To use this, you just tell Unity that you want to use burst compile on the job with the [BurstCompile]
attribute:
using Unity.Burst;
using Unity.Jobs;
using Unity.Mathematics;
[BurstCompile]
public struct PerformanceIntensiveJob : IJob
{
...
}
using Unity.Burst;
using Unity.Collections;
using Unity.Jobs;
using Unity.Mathematics;
[BurstCompile]
public struct MoveEnemyJob : IJobFor
{
...
}
[BurstCompile]
public struct MoveEnemyParallelJob : IJobParallelFor
{
...
}
Then in Unity, select Jobs > Burst > Enable Completion
Burst is Just-In-Time (JIT) while in the Editor, meaning that this can be down while in Play Mode. When you build your project it is Ahead-Of-Time (AOT), meaning that this needs to be enabled before building your project. You can do so by editing the Burst AOT Settings section in the Project Settings Window.

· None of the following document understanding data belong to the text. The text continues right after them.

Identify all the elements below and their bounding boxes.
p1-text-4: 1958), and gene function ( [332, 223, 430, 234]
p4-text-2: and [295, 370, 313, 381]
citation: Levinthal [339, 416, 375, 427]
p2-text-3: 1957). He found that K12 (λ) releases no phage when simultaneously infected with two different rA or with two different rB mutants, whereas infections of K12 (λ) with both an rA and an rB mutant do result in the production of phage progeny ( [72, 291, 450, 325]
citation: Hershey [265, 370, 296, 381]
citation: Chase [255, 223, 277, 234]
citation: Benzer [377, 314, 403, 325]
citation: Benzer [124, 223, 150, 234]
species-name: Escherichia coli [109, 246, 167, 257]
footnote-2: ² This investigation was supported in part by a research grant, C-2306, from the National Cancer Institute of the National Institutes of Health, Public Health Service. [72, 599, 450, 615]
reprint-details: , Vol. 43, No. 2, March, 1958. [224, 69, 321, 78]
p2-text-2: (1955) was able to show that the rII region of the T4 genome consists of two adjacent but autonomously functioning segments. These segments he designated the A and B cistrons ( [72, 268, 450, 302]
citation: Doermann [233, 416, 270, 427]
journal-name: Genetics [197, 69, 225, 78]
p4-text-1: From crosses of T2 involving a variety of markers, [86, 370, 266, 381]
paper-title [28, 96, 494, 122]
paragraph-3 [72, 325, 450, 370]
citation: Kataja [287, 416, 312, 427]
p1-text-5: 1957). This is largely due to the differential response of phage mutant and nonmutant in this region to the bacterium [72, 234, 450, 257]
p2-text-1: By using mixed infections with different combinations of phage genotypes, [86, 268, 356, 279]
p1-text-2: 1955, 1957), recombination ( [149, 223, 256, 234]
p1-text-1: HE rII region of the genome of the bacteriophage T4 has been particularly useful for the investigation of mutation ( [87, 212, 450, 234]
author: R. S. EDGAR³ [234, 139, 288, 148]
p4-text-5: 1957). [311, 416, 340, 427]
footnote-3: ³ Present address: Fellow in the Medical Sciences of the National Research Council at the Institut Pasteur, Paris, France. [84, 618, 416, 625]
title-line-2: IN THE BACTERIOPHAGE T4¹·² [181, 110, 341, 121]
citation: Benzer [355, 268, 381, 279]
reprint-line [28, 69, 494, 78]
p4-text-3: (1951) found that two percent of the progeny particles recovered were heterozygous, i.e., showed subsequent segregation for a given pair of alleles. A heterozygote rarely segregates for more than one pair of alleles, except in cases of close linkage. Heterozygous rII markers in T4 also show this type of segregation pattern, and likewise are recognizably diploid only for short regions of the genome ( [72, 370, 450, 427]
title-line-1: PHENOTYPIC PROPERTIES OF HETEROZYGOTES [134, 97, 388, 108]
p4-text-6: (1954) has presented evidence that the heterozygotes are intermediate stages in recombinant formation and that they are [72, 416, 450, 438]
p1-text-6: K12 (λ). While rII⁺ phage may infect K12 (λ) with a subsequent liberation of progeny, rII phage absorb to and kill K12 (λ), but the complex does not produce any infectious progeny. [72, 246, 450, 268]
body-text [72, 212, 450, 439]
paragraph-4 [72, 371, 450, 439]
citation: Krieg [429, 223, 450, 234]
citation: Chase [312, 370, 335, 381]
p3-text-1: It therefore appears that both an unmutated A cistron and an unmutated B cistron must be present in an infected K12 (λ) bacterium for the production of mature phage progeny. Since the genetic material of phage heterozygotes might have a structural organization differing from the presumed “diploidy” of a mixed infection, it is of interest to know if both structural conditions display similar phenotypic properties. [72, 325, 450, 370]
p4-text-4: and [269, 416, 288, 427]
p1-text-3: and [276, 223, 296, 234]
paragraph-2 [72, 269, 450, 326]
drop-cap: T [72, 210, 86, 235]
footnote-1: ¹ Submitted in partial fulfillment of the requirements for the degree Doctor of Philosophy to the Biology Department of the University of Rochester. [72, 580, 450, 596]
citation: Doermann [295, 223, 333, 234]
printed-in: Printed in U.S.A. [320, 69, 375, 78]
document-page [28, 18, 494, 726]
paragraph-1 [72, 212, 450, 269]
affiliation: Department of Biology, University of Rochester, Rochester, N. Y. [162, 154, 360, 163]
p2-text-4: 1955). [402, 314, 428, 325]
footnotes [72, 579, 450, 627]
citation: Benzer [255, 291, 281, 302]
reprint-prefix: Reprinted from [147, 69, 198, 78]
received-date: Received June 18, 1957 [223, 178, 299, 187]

For more details on the burst compiler, see the Unity documentation.
An intensive job with burst takes around 3ms to complete with the game running at about 150 FPS.
Displaying and moving a thousand enemies, the job with burst took around 30ms with a frame rate of about 30 FPS.
Displaying and moving a thousand enemies, the job parallel with burst took around 6ms with a frame rate of about 80 to 90 FPS.
We can use Task
to increase the performance of our Unity applications, but there are several drawbacks to using them. It is better to use the things that come packaged in Unity depending on what we want to do. Use coroutines if we want to wait for something to finish loading asynchronously; we can start the coroutine and not stop the process of our program from running.
We can use the C# Job System with the burst compiler to get a massive gain in performance while not having to worry about all of the thread management stuff when performing process-intensive tasks. Using the inbuilt systems, we are sure that it is done in a safe manner that does not cause any unwanted errors or bugs.
Tasks did run a little better than the jobs without using the burst compiler, but that is due to the little extra overhead behind the scenes to set everything up safely for us. When using the burst compiler, our jobs performed our tasks. When you need all of the extra performance that you can get, use the C# Job System with burst.
The project files for this can be found on my GitHub.